This week heralds the beginning of the already-infamous Lady Thor story arch written by Jason Aaron and drawn by Russel Dauterman. I’m a lady, I read the issue first thing this morning and I have some opinions about it.
First off, let’s go over the biases: I’m not a regular Thor reader, but I have a working knowledge of the characters, settings and recent events in the run and I thought the idea of Lady Thor was pandering. I feared that this issue, helmed by two male creators, could read as condescending and heavy-handed, rather than presented as an interesting opportunity to explore different elements of a classic Marvel superhero and develop some secondary and tertiary characters.
Now that you know that, let’s move on.
I actually really liked this issue, a bit to my own shock. Right off the bat – Lady Thor is not a big part of this issue and there is no clarity regarding her identity – not even a subtle hint. Ignoring the fact that Thor is the godling’s name and not a title, I was really expecting Sif, Jane Foster or whomever to be trotted out on page one, slide on the helmet, pick up the hammer and call it a day. Aaron is refreshingly better than that and this Thor arch is shaping up to be a mystery and I couldn’t be more enthused for that.

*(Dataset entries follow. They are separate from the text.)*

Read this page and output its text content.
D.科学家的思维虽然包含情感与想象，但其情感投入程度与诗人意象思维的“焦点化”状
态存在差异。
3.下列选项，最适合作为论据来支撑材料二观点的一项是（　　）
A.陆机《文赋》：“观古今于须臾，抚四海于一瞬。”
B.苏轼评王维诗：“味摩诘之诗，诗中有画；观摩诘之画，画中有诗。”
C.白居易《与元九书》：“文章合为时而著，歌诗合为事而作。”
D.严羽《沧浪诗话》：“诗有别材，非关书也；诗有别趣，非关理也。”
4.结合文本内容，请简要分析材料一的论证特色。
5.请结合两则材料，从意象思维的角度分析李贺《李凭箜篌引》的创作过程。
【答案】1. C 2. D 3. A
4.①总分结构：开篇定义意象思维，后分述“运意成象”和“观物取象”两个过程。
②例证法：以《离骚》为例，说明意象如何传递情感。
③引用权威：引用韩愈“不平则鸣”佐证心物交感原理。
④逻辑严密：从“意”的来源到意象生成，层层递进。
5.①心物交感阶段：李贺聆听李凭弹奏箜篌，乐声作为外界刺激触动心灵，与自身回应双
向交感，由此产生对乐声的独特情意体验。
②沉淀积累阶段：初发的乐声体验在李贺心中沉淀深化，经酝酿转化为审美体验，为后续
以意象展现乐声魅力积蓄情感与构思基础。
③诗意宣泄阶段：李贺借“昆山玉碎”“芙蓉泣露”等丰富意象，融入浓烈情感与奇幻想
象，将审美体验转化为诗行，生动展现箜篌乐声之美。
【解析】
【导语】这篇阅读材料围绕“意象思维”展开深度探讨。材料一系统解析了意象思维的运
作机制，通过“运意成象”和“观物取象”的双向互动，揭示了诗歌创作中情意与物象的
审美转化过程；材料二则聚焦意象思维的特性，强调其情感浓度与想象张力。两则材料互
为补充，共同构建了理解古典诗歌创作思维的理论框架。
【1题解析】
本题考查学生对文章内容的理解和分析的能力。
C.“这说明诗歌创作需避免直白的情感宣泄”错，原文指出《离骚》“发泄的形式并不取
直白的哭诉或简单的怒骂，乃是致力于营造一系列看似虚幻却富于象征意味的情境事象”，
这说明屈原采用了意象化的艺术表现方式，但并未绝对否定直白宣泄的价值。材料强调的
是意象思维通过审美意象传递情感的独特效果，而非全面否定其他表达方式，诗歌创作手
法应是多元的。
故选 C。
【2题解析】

The Asgardia of Thor #1 is lacking something. While they are replete with leaders – both Odin and Freyja vying to stride the throne – and, interestingly, Aaron has Freyja not only the more empathetic character compared to the All-Father, but much more empathetic to Thor’s suffering. Freyja’s focus is on her son, his grief and the void his grief is creating in their magic-based society. For his part, Odin is solely focused on the retention of his own status, his approach to Thor’s grief being more of the walk it off, rub some dirt in it vein of parenting.
Before we’ve even seen a woman take up the hammer Aaron and Dauterman have a woman in a position of power: the All-Mother rules Asgardia and has been doing so successfully for quite some time, she is inherently more likeable in her approach to dealing with the present tragedy facing her people and threatening the status quo of her culture than Odin and Freyja outwardly manifests concern for a character who, yes, is the God of Thunder, but is also her son. Freyja’s reward comes in her final appearance of the issue where there is the strong visual implication that she is about to heft Mjolinir.

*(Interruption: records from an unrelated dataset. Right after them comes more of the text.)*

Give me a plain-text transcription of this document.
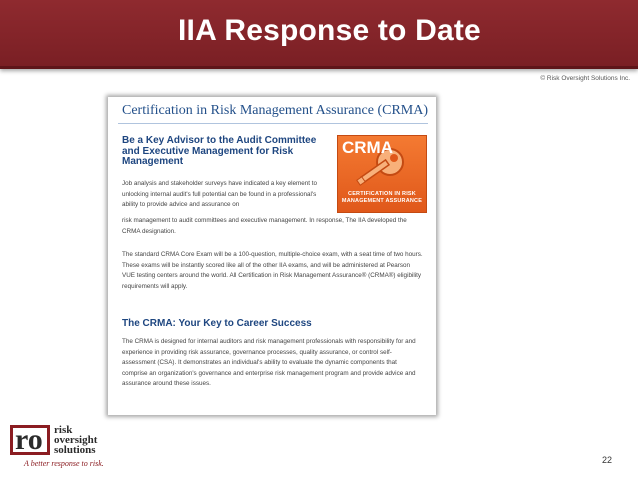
IIA Response to Date
© Risk Oversight Solutions Inc.
Certification in Risk Management Assurance (CRMA)
Be a Key Advisor to the Audit Committee and Executive Management for Risk Management
CRMA
CERTIFICATION IN RISK MANAGEMENT ASSURANCE

Job analysis and stakeholder surveys have indicated a key element to unlocking internal audit's full potential can be found in a professional's ability to provide advice and assurance on

risk management to audit committees and executive management. In response, The IIA developed the CRMA designation.

The standard CRMA Core Exam will be a 100-question, multiple-choice exam, with a seat time of two hours. These exams will be instantly scored like all of the other IIA exams, and will be administered at Pearson VUE testing centers around the world. All Certification in Risk Management Assurance® (CRMA®) eligibility requirements will apply.

The CRMA: Your Key to Career Success

The CRMA is designed for internal auditors and risk management professionals with responsibility for and experience in providing risk assurance, governance processes, quality assurance, or control self-assessment (CSA). It demonstrates an individual's ability to evaluate the dynamic components that comprise an organization's governance and enterprise risk management program and provide advice and assurance around these issues.

ro risk
oversight
solutions
A better response to risk.	22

The reverent presentation of Freyja aside, we only get Lady Thor on the final page of Thor #1. There is a lot of time in the issue spent with Dude Thor, which feels a little bit like a back step for a book with this storytelling device. However, I’m willing to let it slide and not scream my head off about it because I trust that Aaron will focus more and more on the cast of female characters that already exist in the world of Norse Mythology and Marvel’s Thor and are so often minimalized (Sif being the most obvious example). I also trust him to introduce a new audience to these strong women and further feed the aforementioned mystery of who is Lady Thor?
To conclude, Thor #1 is a great issue because it is subtle. We don’t have a woman marching onto the moon in the first panel, backhanding the fallen Odinson out of her way and claiming Mjolnir as her own in a strange mysoginy-inspired entrance. Instead, the creative team have strong representations of a woman’s roll in the Asgardian society, their quiet dignity and strength and they’ve bundled it as a question. Mysteries are hardly a new narrative style for comic books, but they are not ones often employed in Thor. It is refershing to have characters of my gender treated with respect and even reverence, a growing trend in the comic book world and one that I look forward to growing across all publishing companies as the days go by.
Plus, Dauterman had the wherewithal to have Lady Thor’s costume cover the majority of her body in a heavily Dude Thor-inspired armour because she is a warrior who wields lightning and is about to hurl herself into battle!
So, no, I haven’t read anything beyond Thor #1 and I really haven’t seen that much of Lady Thor herself. That being said, Thor #1 is so full of promise, so well-crafted and just way better than I ever hoped it would be. Thank-you Jason Aaron and Russel Dauterman (two men, no less!), I’m in for the rest of this series if the issues continue in this vein.